Y2K work needed on federal support systems
While more than 95 percent of the data exchanges between the federal government and the states are ready for the Year 2000, some states have yet to finish work on systems supporting key federally funded programs, according to a U.S. Office of Management and Budget report issued on Monday.
Over the past year, OMB and federal organizations increasingly have been concerned that even though federal agencies were bringing their computer systems into compliance, some programs might be crippled because of Year 2000 problems in state systems that provide federal agencies with data. OMB has asked the federal agencies to work with the states to ensure that these problems do not occur.

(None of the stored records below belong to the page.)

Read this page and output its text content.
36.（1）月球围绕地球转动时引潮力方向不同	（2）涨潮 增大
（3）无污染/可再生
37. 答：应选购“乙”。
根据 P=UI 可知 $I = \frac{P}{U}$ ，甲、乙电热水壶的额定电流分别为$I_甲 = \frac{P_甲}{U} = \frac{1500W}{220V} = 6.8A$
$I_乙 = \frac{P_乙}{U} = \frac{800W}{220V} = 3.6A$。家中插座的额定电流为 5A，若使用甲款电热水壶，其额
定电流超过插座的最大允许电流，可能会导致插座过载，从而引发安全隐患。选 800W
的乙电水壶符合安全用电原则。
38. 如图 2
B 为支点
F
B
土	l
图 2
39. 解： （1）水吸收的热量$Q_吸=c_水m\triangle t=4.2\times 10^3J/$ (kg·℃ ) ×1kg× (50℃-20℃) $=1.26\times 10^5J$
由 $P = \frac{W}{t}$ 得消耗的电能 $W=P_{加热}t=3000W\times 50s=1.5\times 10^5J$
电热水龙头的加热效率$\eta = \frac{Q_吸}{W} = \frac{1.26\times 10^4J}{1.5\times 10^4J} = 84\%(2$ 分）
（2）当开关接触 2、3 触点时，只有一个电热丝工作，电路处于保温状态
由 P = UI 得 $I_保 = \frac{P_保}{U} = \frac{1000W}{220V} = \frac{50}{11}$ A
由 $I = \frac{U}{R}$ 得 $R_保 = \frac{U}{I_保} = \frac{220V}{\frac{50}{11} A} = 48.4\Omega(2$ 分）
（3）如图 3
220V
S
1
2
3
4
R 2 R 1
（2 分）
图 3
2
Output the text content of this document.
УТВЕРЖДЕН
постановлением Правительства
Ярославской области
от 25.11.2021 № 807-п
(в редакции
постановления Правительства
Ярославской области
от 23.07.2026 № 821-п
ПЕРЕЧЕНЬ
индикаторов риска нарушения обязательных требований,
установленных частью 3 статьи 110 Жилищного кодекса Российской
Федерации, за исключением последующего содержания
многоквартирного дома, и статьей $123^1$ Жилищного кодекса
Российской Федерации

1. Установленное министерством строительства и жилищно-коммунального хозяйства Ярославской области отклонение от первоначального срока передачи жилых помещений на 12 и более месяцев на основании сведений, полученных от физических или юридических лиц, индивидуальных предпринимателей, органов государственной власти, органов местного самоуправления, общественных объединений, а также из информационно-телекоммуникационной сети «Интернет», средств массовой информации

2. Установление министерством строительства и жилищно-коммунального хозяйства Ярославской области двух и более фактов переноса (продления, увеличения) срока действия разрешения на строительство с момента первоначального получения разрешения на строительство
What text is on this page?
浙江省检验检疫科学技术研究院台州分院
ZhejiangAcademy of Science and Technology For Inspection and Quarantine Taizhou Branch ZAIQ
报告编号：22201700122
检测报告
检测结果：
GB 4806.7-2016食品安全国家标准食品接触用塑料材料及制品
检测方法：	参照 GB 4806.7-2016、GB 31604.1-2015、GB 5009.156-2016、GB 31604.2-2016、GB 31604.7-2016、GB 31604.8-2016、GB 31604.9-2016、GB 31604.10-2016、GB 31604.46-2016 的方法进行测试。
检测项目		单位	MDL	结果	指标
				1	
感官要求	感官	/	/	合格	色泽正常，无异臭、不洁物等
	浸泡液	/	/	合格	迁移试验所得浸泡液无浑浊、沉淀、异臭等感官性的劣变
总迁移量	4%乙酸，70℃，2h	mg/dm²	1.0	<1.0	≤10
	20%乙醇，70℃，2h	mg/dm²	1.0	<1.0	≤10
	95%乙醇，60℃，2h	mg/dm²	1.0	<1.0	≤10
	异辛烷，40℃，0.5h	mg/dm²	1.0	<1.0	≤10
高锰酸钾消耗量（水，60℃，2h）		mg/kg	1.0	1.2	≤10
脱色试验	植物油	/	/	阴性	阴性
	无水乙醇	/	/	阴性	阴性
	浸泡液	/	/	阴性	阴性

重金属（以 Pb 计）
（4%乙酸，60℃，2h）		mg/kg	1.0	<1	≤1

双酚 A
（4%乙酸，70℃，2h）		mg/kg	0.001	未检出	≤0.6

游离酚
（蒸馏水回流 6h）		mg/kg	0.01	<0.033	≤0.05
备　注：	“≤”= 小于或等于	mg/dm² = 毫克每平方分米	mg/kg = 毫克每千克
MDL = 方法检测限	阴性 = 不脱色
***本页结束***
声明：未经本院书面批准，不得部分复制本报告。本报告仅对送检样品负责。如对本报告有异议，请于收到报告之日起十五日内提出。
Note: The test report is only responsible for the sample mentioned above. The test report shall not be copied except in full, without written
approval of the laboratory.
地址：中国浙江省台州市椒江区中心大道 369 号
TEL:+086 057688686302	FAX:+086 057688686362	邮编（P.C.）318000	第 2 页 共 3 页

OMB found that of a total of 287 data exchanges between federal agencies and the states, only 11 are not yet compliant. Seventeen federal agencies were completely Year 2000-compliant and had finished testing on both the state and federal sides. Five agencies are involved with the 11 exchanges that remain: the Defense Department, with four; Transportation, with one; the Environmental Protection Agency, with one; Treasury, with four; and NASA, with one.
Numerous states expected compliance across the board by the end of November, but four reported December compliance dates for certain programs: Alabama and Illinois for child support enforcement, and Maryland and Nebraska for child nutrition programs.
The U.S. Department of Health and Human Services funds the child support enforcement programs, and the Agriculture Department supports the states' child nutrition programs.